The complaint stated that the Johnsons moved from Westfield in 2020 and S.J. began attending a private school with a more diverse student body in the fall of 2021.
“The racist abuse suffered by S.J. during the 2019-20 school year was discriminatory and was so severe, pervasive, and objectively offensive that it deprived S.J. of any meaningful or equal access to educational benefits and opportunities,” the complaint stated. “As a result of the actions or inactions of the School Corporation and its administrators, S.J. has suffered substantial emotional and other damages. Her parents have been forced to incur substantial financial damages, including payments for S.J. to receive therapy, to relocate, and to attend school other than through the School Corporation.”

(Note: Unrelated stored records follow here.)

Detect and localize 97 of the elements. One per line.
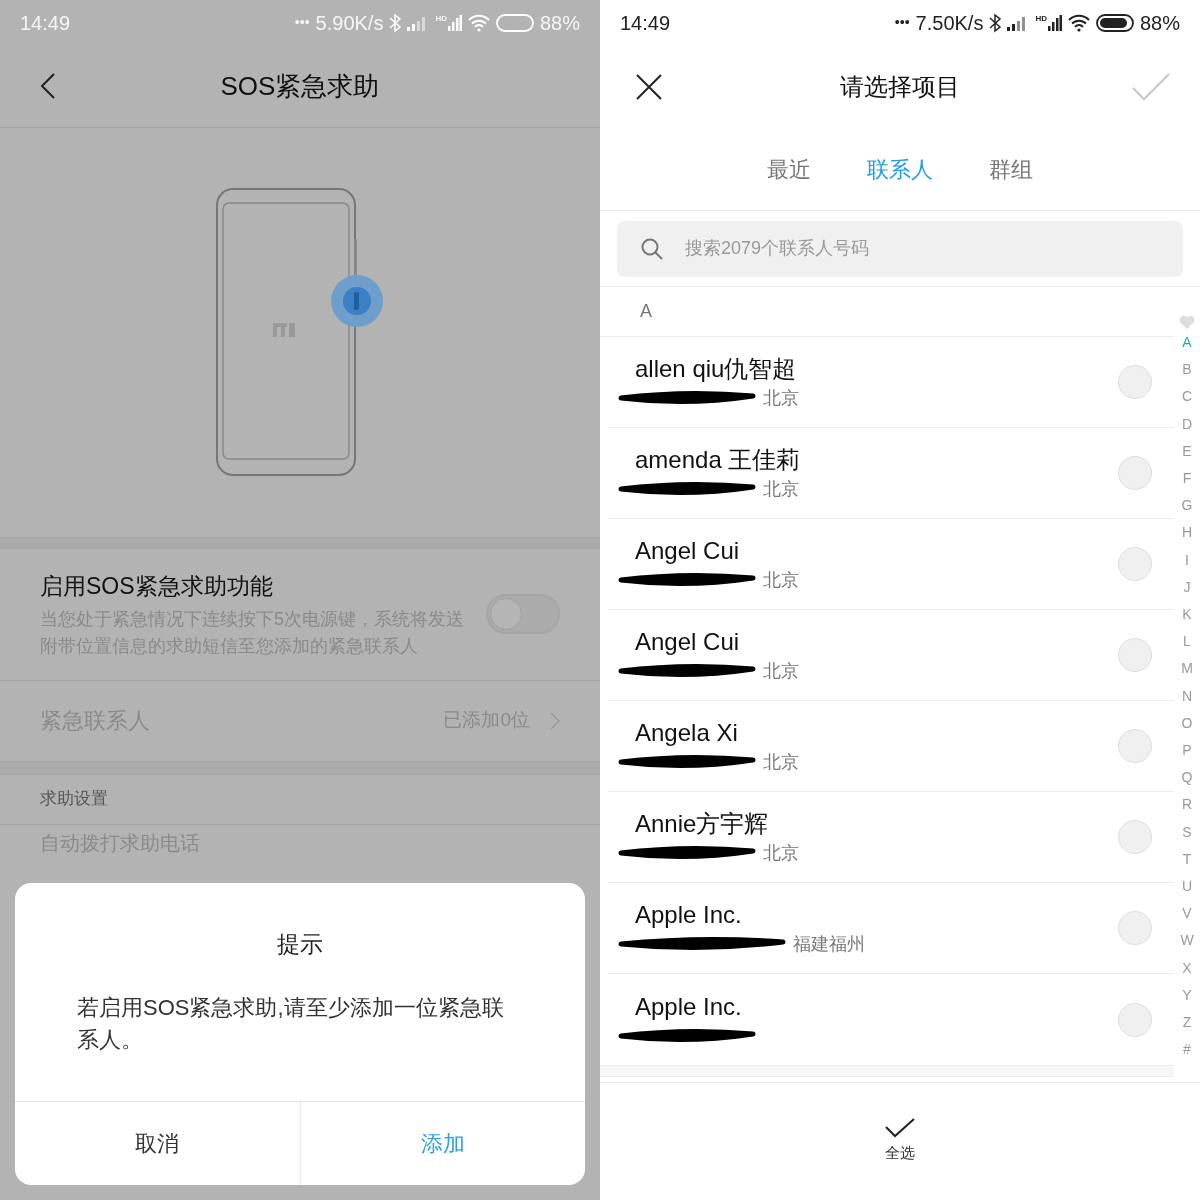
status-dots: ••• [294, 13, 310, 32]
tab[interactable]: 群组 [989, 152, 1033, 186]
section-letter: A [640, 300, 652, 323]
index-letter[interactable]: # [1183, 1036, 1191, 1064]
index-letter[interactable]: T [1182, 845, 1192, 874]
select-checkbox[interactable] [1118, 638, 1152, 672]
contact-name: Annie方宇辉 [635, 809, 770, 839]
battery-icon [495, 13, 534, 32]
index-letter[interactable]: I [1185, 546, 1189, 574]
contact-row[interactable]: amenda 王佳莉 北京 [608, 428, 1174, 519]
index-letter[interactable]: Q [1181, 764, 1193, 792]
bluetooth-icon [389, 12, 402, 33]
search-icon [641, 237, 663, 260]
contact-name: Angel Cui [635, 627, 741, 657]
select-all-label[interactable]: 全选 [885, 1142, 915, 1165]
check-icon[interactable] [885, 1118, 915, 1139]
index-letter[interactable]: G [1181, 492, 1193, 520]
page-title: 请选择项目 [840, 71, 960, 102]
bluetooth-icon [989, 12, 1002, 33]
index-letter[interactable]: L [1183, 628, 1191, 656]
select-checkbox[interactable] [1118, 365, 1152, 399]
contact-location: 北京 [763, 841, 799, 865]
select-checkbox[interactable] [1118, 820, 1152, 854]
index-letter[interactable]: M [1181, 655, 1193, 683]
index-letter[interactable]: A [1182, 329, 1192, 357]
index-letter[interactable]: V [1182, 900, 1192, 928]
contact-row[interactable]: Angel Cui 北京 [608, 610, 1174, 701]
index-letter[interactable]: K [1182, 601, 1192, 629]
index-letter[interactable]: Y [1182, 981, 1192, 1010]
search-field[interactable]: 搜索2079个联系人号码 [617, 220, 1183, 277]
contact-location: 北京 [763, 386, 799, 410]
contact-name: amenda 王佳莉 [635, 445, 801, 475]
select-checkbox[interactable] [1118, 456, 1152, 490]
index-letter[interactable]: H [1181, 519, 1193, 547]
contact-name: Apple Inc. [635, 991, 743, 1022]
network-speed: 5.90K/s [315, 10, 384, 36]
index-letter[interactable]: X [1182, 954, 1192, 982]
status-time: 14:49 [620, 10, 671, 36]
tab[interactable]: 最近 [767, 152, 811, 186]
index-letter[interactable]: N [1181, 682, 1193, 710]
battery-percent: 88% [539, 10, 580, 36]
signal-icon [447, 14, 462, 31]
contact-row[interactable]: Apple Inc. 福建福州 [608, 883, 1174, 974]
contact-row[interactable]: Apple Inc. [608, 974, 1174, 1065]
select-checkbox[interactable] [1118, 547, 1152, 581]
setting-title: 启用SOS紧急求助功能 [40, 572, 274, 601]
index-letter[interactable]: R [1181, 791, 1193, 819]
add-button[interactable]: 添加 [299, 1102, 585, 1185]
contact-location: 北京 [763, 750, 799, 774]
index-letter[interactable]: W [1180, 927, 1194, 955]
contact-row[interactable]: Annie方宇辉 北京 [608, 792, 1174, 883]
page-title: SOS紧急求助 [220, 69, 380, 103]
select-checkbox[interactable] [1118, 1002, 1152, 1037]
dialog-title: 提示 [276, 930, 324, 959]
signal-icon [1047, 14, 1062, 31]
heart-icon[interactable] [1179, 315, 1195, 329]
section-header: 求助设置 [40, 788, 108, 811]
battery-percent: 88% [1139, 10, 1180, 36]
index-letter[interactable]: P [1182, 737, 1192, 765]
select-checkbox[interactable] [1118, 911, 1152, 945]
network-speed: 7.50K/s [915, 10, 984, 36]
contact-location: 北京 [763, 477, 799, 501]
select-checkbox[interactable] [1118, 729, 1152, 763]
hd-label: HD [1035, 14, 1047, 23]
contact-name: Angela Xi [635, 718, 739, 748]
wifi-icon [1067, 13, 1090, 32]
contact-row[interactable]: Angela Xi 北京 [608, 701, 1174, 792]
status-dots: ••• [894, 13, 910, 32]
index-letter[interactable]: Z [1182, 1009, 1192, 1037]
wifi-icon [467, 13, 490, 32]
back-icon[interactable] [40, 72, 56, 100]
chevron-right-icon [550, 711, 560, 730]
contact-row[interactable]: allen qiu仇智超 北京 [608, 337, 1174, 428]
index-letter[interactable]: E [1182, 437, 1192, 465]
battery-icon [1095, 13, 1134, 32]
index-letter[interactable]: S [1182, 818, 1192, 846]
index-letter[interactable]: J [1183, 573, 1191, 602]
index-letter[interactable]: C [1181, 383, 1193, 411]
contact-location: 北京 [763, 568, 799, 592]
tab[interactable]: 联系人 [867, 152, 933, 186]
close-icon[interactable] [636, 73, 662, 100]
dialog-message: 若启用SOS紧急求助,请至少添加一位紧急联系人。 [76, 993, 505, 1054]
contact-name: allen qiu仇智超 [635, 354, 798, 384]
contact-location: 福建福州 [793, 932, 865, 956]
index-letter[interactable]: O [1181, 709, 1193, 738]
contact-name: Apple Inc. [635, 900, 743, 930]
contact-location: 北京 [763, 659, 799, 683]
contact-name: Angel Cui [635, 536, 741, 566]
index-letter[interactable]: D [1181, 410, 1193, 438]
status-time: 14:49 [20, 10, 71, 36]
contact-row[interactable]: Angel Cui 北京 [608, 519, 1174, 610]
hd-label: HD [435, 14, 447, 23]
cancel-button[interactable]: 取消 [15, 1102, 300, 1185]
index-letter[interactable]: F [1182, 465, 1192, 493]
index-letter[interactable]: U [1181, 873, 1193, 901]
index-letter[interactable]: B [1182, 356, 1192, 384]
search-input[interactable]: 搜索2079个联系人号码 [685, 235, 1159, 262]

The plaintiffs are requesting a trial by jury and that the defendant, WWS, award the plaintiffs monetary damages, the amount of which was not specified in the complaint.
“We want to protect and make a change for the minority children and families in Westfield Washington School District, so that their families do not have to endure the hurt, disappointment, and safety concerns we experienced,” Anthony and Brandi Johnson stated. “You have to speak up about any kind of discrimination in order to make a change and to protect each other.”
WWS issued a statement Nov. 4 about the lawsuit:
“Though we are aware of a lawsuit filed against Westfield Washington Schools, we have yet to be served,” Supt. Paul Kaiser stated in a press release sent by WWS. “Westfield Washington Schools has always strived to be a place where all students can achieve academic and social success. We’ve put an emphasis on cultivating an environment where all students feel safe, seen and valued. We are committed to creating a positive and welcoming environment for every student who walks through our halls. For every one of our district families, we will continue on this journey to expand our perspectives and work together to make our school district a place where every student knows they belong and can achieve their goals.”
The school district did not provide further comment.